Nathalie GRANDE
Paris, Honoré Champion, collection « Lumière classique » n° 87, 332 pages, 2011.
Quand le genre de « l’histoire comique » se dissout, vers le milieu du XVIIe siècle, le comique ne disparaît pas pour autant des narrations, mais revêt, sous l’influence de la galanterie, des formes renouvelées. Cet ouvrage, s’appuyant sur de nombreux textes, certains connus, et beaucoup d’autres méconnus, est consacré à la mise en évidence des modalités galantes du rire dans les récits. En effet, la recherche de la vraisemblance dans la narration et le succès des nouvelles historiques sont loin d’épuiser l’inventivité de la fiction narrative dans la seconde partie du siècle, et elles n’empêchent en rien la persistance, et même le renouveau, d’une disposition pour le rire, qui éclaire d’un jour souvent plaisant le goût du « Siècle de Louis XIV ». Si la raillerie tendre, le goût du badinage, le plaisir de la bagatelle et le modèle du jeu mettent en œuvre un comique plaisant, on constate aussi que le rire galant va jusqu’à user du ridicule, transgresser les bienséances, oser la satire des autorités. Quand des récits devenus pamphlets s’en prennent au Trône et à l’Autel, ils révèlent comment le XVIIe a préparé le XVIIIe siècle.
Dans une première partie sont questionnées les formes narratives qui pouvaient répondre au goût galant pour le rire et le sourire, ce qui a amené à étudier la raillerie tendre dans les conversations scudériennes, les notions de badinage et de ridicule, et même une modalité licencieuse de l’écriture galante. Le jeu est apparu en particulier comme un paradigme de la narration galante, car le récit est construit souvent sur une fiction de jeu, quand ce n’est pas l’écriture elle-même qui se présente comme un jeu littéraire. Cela a conduit à envisager les effets de l’hybridation générique (entre vers et prose, entre fiction et correspondance, entre fiction et conversation, entre fiction et mémoires…).
Dans un deuxième temps, les nouveautés introduites par l’esthétique galante sont confrontées aux traditions héritées du comique. La démonstration s’appuie sur l’étude d’un motif – le travestissement –, d’un registre comique – la gauloiserie –, et d’un topos – la paillardise cléricale. Est particulièrement mise en évidence la manière dont l’esthétique galante n’amène pas forcément à l’édulcoration de la causticité comique : le travestissement mène à la confusion des sexes ; la gauloiserie ne s’oppose pas toujours à la galanterie ; et les récits de paillardise cléricale laissent entendre un rire libertin.

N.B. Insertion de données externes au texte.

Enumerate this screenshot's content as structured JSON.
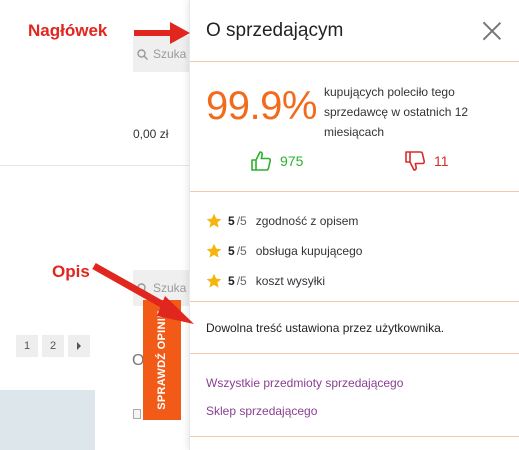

C’est pourquoi le dernier volet de la démonstration est consacré à quelques modalités socialement et politiquement subversives de la fiction comique et galante. L’importance prise par l’argent met par exemple à mal une certaine image de l’aristocratie. L’histoire, revue et corrigée par le récit galant, tourne à la farce burlesque et désacralise l’exercice du pouvoir. Si la nouvelle historique s’en prend pour ce faire aux modèles anciens, les satires pornographiques osent pour leur part s’attaquer directement aux autorités en place et n’épargnent ni le roi ni les Grands.
Après un tel parcours, une approche quelque peu iconoclaste de La Princesse de Clèves a enfin été proposée. Une lecture relevant les éléments satiriques, parodiques, ironiques… que recèle l’œuvre de Mme de Lafayette a été expérimentée pour éprouver la validité d’une démarche qui tente de sortir le chef d’œuvre de la gangue de révérence obligée qui tend à l’étouffer.

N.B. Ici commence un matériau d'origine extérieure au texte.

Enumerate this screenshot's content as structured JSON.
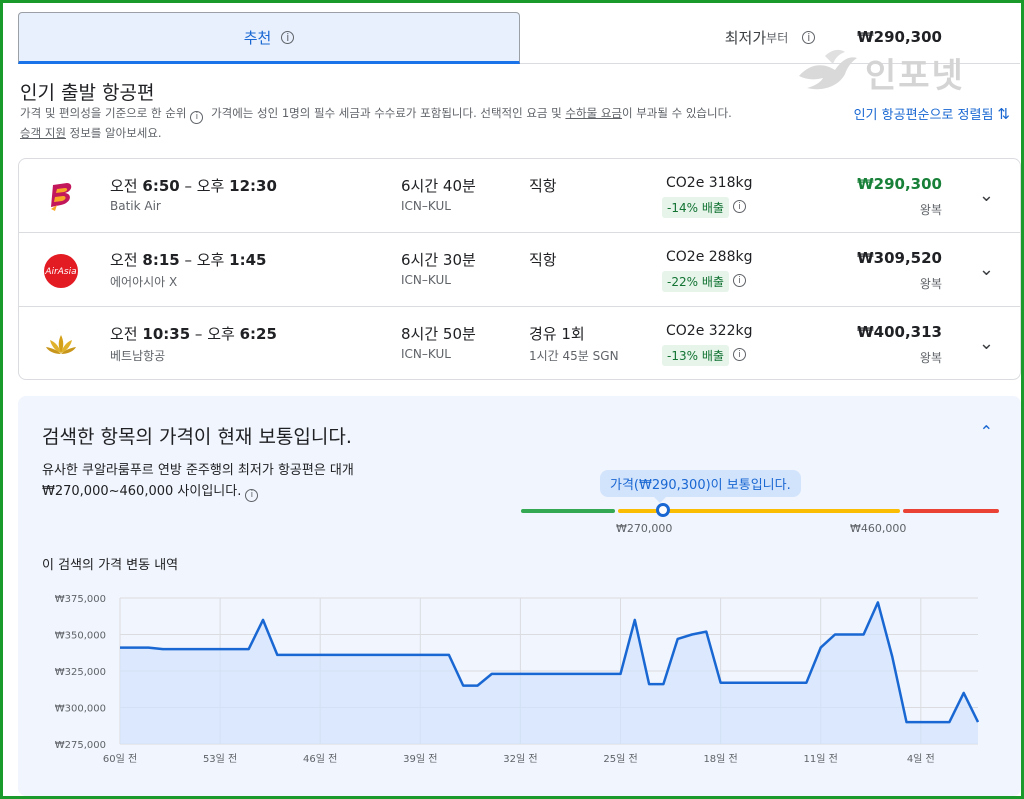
{
  "tabs": {
    "recommended_label": "추천",
    "cheapest_label": "최저가",
    "cheapest_price": "₩290,300",
    "cheapest_suffix": "부터"
  },
  "watermark": "인포넷",
  "section": {
    "title": "인기 출발 항공편",
    "desc_part1": "가격 및 편의성을 기준으로 한 순위",
    "desc_part2": "가격에는 성인 1명의 필수 세금과 수수료가 포함됩니다. 선택적인 요금 및",
    "desc_link1": "수하물 요금",
    "desc_part3": "이 부과될 수 있습니다.",
    "desc_link2": "승객 지원",
    "desc_part4": "정보를 알아보세요.",
    "sort_label": "인기 항공편순으로 정렬됨"
  },
  "flights": [
    {
      "logo": "batik-air-logo",
      "time_am": "오전",
      "time_dep": "6:50",
      "time_sep": " – ",
      "time_pm": "오후",
      "time_arr": "12:30",
      "airline": "Batik Air",
      "duration": "6시간 40분",
      "route": "ICN–KUL",
      "stops": "직항",
      "stop_detail": "",
      "co2": "CO2e 318kg",
      "emission": "-14% 배출",
      "price": "₩290,300",
      "trip": "왕복",
      "price_color": "#188038"
    },
    {
      "logo": "airasia-logo",
      "time_am": "오전",
      "time_dep": "8:15",
      "time_sep": " – ",
      "time_pm": "오후",
      "time_arr": "1:45",
      "airline": "에어아시아 X",
      "duration": "6시간 30분",
      "route": "ICN–KUL",
      "stops": "직항",
      "stop_detail": "",
      "co2": "CO2e 288kg",
      "emission": "-22% 배출",
      "price": "₩309,520",
      "trip": "왕복",
      "price_color": "#202124"
    },
    {
      "logo": "vietnam-airlines-logo",
      "time_am": "오전",
      "time_dep": "10:35",
      "time_sep": " – ",
      "time_pm": "오후",
      "time_arr": "6:25",
      "airline": "베트남항공",
      "duration": "8시간 50분",
      "route": "ICN–KUL",
      "stops": "경유 1회",
      "stop_detail": "1시간 45분 SGN",
      "co2": "CO2e 322kg",
      "emission": "-13% 배출",
      "price": "₩400,313",
      "trip": "왕복",
      "price_color": "#202124"
    }
  ],
  "insight": {
    "title": "검색한 항목의 가격이 현재 보통입니다.",
    "desc_line1": "유사한 쿠알라룸푸르 연방 준주행의 최저가 항공편은 대개",
    "desc_line2": "₩270,000~460,000 사이입니다.",
    "bubble": "가격(₩290,300)이 보통입니다.",
    "low_label": "₩270,000",
    "high_label": "₩460,000",
    "current_price": 290300,
    "history_title": "이 검색의 가격 변동 내역"
  },
  "chart_data": {
    "type": "area",
    "xlabel": "",
    "ylabel": "",
    "ylim": [
      275000,
      375000
    ],
    "yticks": [
      "₩375,000",
      "₩350,000",
      "₩325,000",
      "₩300,000",
      "₩275,000"
    ],
    "ytick_values": [
      375000,
      350000,
      325000,
      300000,
      275000
    ],
    "xticks": [
      "60일 전",
      "53일 전",
      "46일 전",
      "39일 전",
      "32일 전",
      "25일 전",
      "18일 전",
      "11일 전",
      "4일 전"
    ],
    "xtick_values": [
      -60,
      -53,
      -46,
      -39,
      -32,
      -25,
      -18,
      -11,
      -4
    ],
    "xlim": [
      -60,
      0
    ],
    "grid": true,
    "line_color": "#1967d2",
    "fill_color": "#d2e3fc",
    "x": [
      -60,
      -58,
      -57,
      -55,
      -51,
      -50,
      -49,
      -48,
      -46,
      -44,
      -42,
      -40,
      -39,
      -38,
      -37,
      -36,
      -35,
      -34,
      -32,
      -30,
      -28,
      -26,
      -25,
      -24,
      -23,
      -22,
      -21,
      -20,
      -19,
      -18,
      -17,
      -16,
      -14,
      -12,
      -11,
      -10,
      -9,
      -8,
      -7,
      -6,
      -5,
      -4,
      -3,
      -2,
      -1,
      0
    ],
    "values": [
      341000,
      341000,
      340000,
      340000,
      340000,
      360000,
      336000,
      336000,
      336000,
      336000,
      336000,
      336000,
      336000,
      336000,
      336000,
      315000,
      315000,
      323000,
      323000,
      323000,
      323000,
      323000,
      323000,
      360000,
      316000,
      316000,
      347000,
      350000,
      352000,
      317000,
      317000,
      317000,
      317000,
      317000,
      341000,
      350000,
      350000,
      350000,
      372000,
      335000,
      290000,
      290000,
      290000,
      290000,
      310000,
      290000
    ]
  }
}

Ces quelques directions ne peuvent prétendre faire le tour de la question du comique narratif dans la seconde moitié du XVIIe siècle ; cependant elles contribuent sensiblement à revisiter le tableau traditionnel de la fiction narrative dans ce versant du siècle. Dans le quasi silence critique sur les aspects comiques de la fiction narrative, nous avons pu lire l’effet induit par la construction du classicisme, comme modèle esthétique et comme moyen d’enseignement moral. Par une meilleure connaissance des fictions franchement comiques, et par une meilleure attention à la dimension comique de certains textes trop vite catalogués comme sérieux, ce ne sont pas seulement certains territoires de la fiction narrative que ce travail veut découvrir et faire découvrir, mais c’est encore une certaine image du XVIIe siècle qu’il travaille à modifier.

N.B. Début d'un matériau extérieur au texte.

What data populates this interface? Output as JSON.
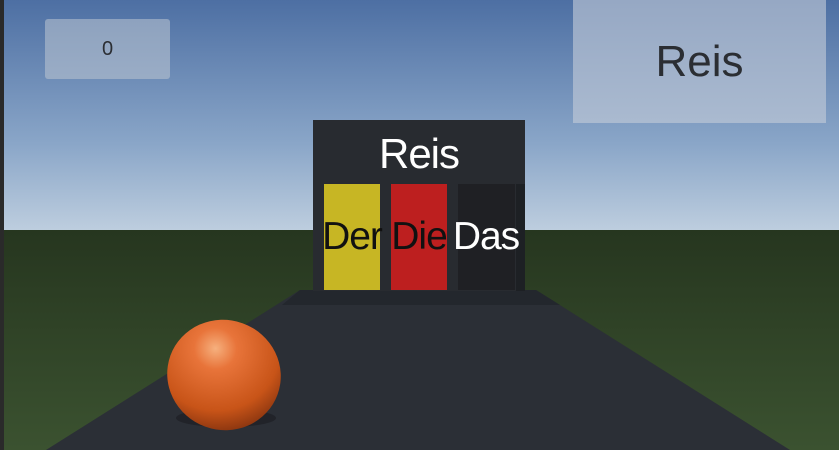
{
  "hud": {
    "score": "0",
    "target_word": "Reis"
  },
  "gate": {
    "word": "Reis",
    "doors": [
      {
        "label": "Der",
        "color": "#c7b624"
      },
      {
        "label": "Die",
        "color": "#bd1f1f"
      },
      {
        "label": "Das",
        "color": "#1f2024"
      }
    ]
  },
  "scene": {
    "sky_top": "#4d6fa3",
    "sky_horizon": "#b7c9dc",
    "ground": "#2f4226",
    "road": "#2b2f36",
    "ball_color": "#e2662b"
  }
}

S’intéressant particulièrement aux questions de genre et aux liens réciproques entre littérature et société, Nathalie Grande est une spécialiste des formes narratives qu’emprunte la fiction au XVIIe siècle. Elle a déjà publié Stratégies de romancières, de Clélie à La Princesse de Clèves (Champion, 1999), Le Roman au XVIIe siècle, l’exploration du genre (Bréal, 2002) ainsi qu’une édition de Mathilde de Madeleine de Scudéry (Champion, 2002).